CS 884 Advanced Topics in Programming Languages

WRIGHT STATE UNIVERSITY
Department of Computer Science
and Engineering

CS884 Spring 2008 Prasad

Compiling and Evaluating Expressions

An EBNF (Extended Backus-Naur Form) grammar for arithmetic expressions containing variables ( a, i) and binary operators (+, *) is given below.

<expr> -> <term> { + <term> }

<term> -> <factor> { * <factor> }

<factor> -> <var> | ( <expr> )

<var> -> a | i

{<expr>, <term>, <factor>, <var>} are the non-terminals. {a,i,+,*,(,)} are the terminals. <expr> is the start symbol. The meta-symbol "->" separates the lhs and the rhs of a production rule, the meta-symbol "|" represents alternatives on the rhs, and the paired curly braces "{...}" stands for Kleene-star operator (that is, 0 or more iterations of the enclosed regular expression).

Some example arithmetic expressions derivable in the grammar are "i", "( a + a ) * i", " (i * a) + (a)", etc. Some illegal expressions are "(b)", "6", etc. (Note that the double quotes are not part of the expression.)

Now consider the following template for a collection of C# programs.

class Test {     static double f(double a, int i) {
       return <expr>;
    }     public static void Main(string[] args) {
       System.Console.WriteLine( f(2.0,1));
    }
}

To obtain a valid C# program (that is, valid function body), replace <expr> with an expression derived from the above grammar.

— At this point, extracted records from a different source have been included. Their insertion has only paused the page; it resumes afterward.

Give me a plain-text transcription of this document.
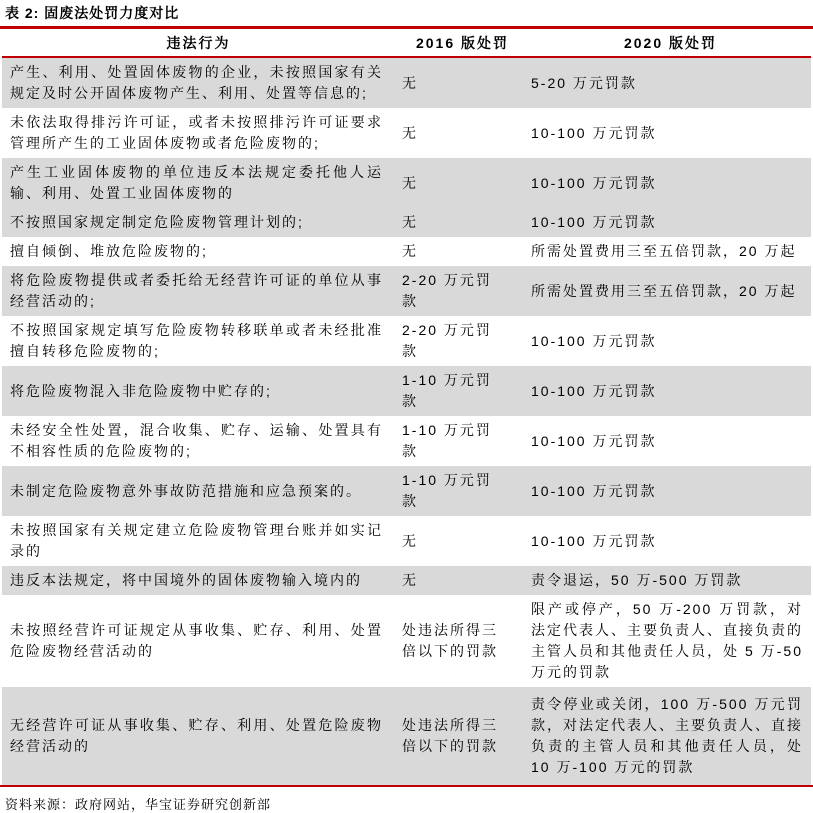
表 2: 固废法处罚力度对比
违法行为	2016 版处罚	2020 版处罚
产生、利用、处置固体废物的企业，未按照国家有关规定及时公开固体废物产生、利用、处置等信息的;	无	5-20 万元罚款
未依法取得排污许可证，或者未按照排污许可证要求管理所产生的工业固体废物或者危险废物的;	无	10-100 万元罚款
产生工业固体废物的单位违反本法规定委托他人运输、利用、处置工业固体废物的	无	10-100 万元罚款
不按照国家规定制定危险废物管理计划的;	无	10-100 万元罚款
擅自倾倒、堆放危险废物的;	无	所需处置费用三至五倍罚款，20 万起
将危险废物提供或者委托给无经营许可证的单位从事经营活动的;	2-20 万元罚款	所需处置费用三至五倍罚款，20 万起
不按照国家规定填写危险废物转移联单或者未经批准擅自转移危险废物的;	2-20 万元罚款	10-100 万元罚款
将危险废物混入非危险废物中贮存的;	1-10 万元罚款	10-100 万元罚款
未经安全性处置，混合收集、贮存、运输、处置具有不相容性质的危险废物的;	1-10 万元罚款	10-100 万元罚款
未制定危险废物意外事故防范措施和应急预案的。	1-10 万元罚款	10-100 万元罚款
未按照国家有关规定建立危险废物管理台账并如实记录的	无	10-100 万元罚款
违反本法规定，将中国境外的固体废物输入境内的	无	责令退运，50 万-500 万罚款
未按照经营许可证规定从事收集、贮存、利用、处置危险废物经营活动的	处违法所得三倍以下的罚款	限产或停产，50 万-200 万罚款，对法定代表人、主要负责人、直接负责的主管人员和其他责任人员，处 5 万-50 万元的罚款
无经营许可证从事收集、贮存、利用、处置危险废物经营活动的	处违法所得三倍以下的罚款	责令停业或关闭，100 万-500 万元罚款，对法定代表人、主要负责人、直接负责的主管人员和其他责任人员，处 10 万-100 万元的罚款
资料来源：政府网站，华宝证券研究创新部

A C# compiler (csc) takes the source code and generates MSIL code, which resembles assembly language instruction for a stack machine.

The translation of the return-expression "(i + a * i)" into MSIL code is:

        ldarg.1
        conv.r8
        ldarg.0
        ldarg.1
        conv.r8
        mul        add

The translation of the return-expression "(i + i)" into MSIL code is:

ldarg.1
ldarg.1 add conv.r8

The formal arguments a and i are encoded as variables in locations 0 and 1 in the context of static methods. ldarg.0 (ldarg.1) stands for pushing the value of the variable i (a) on top of the stack ; add (mul) stand for popping the top two appropriate values from the stack, adding (multiplying) them, and pushing the result on top of the stack; and conv.r8 stands for coercing an integer value to a double value.

To generate more examples of such translation on a PC, instantiate the above template by replacing <expr> with a legal arithmetic expression in "Test.cs", compile it using "%csc Test.cs", and reverse engineer the class file using
"%ildasm Test.exe", focussing on "Method static double f(double, int)".

Now consider the following template for a collection of Java programs.

class Test {     double f(double a, int i) {
       return <expr>;
    }     public static void main(String[] args) {
       System.out.println( f(2.0,1));
    }
}

To obtain a valid Java program (that is, valid function body), replace <expr> with an expression derived from the above grammar.

A Java compiler (javac) takes the source code and generates Java bytecode, which resembles assembly language instruction for a stack machine.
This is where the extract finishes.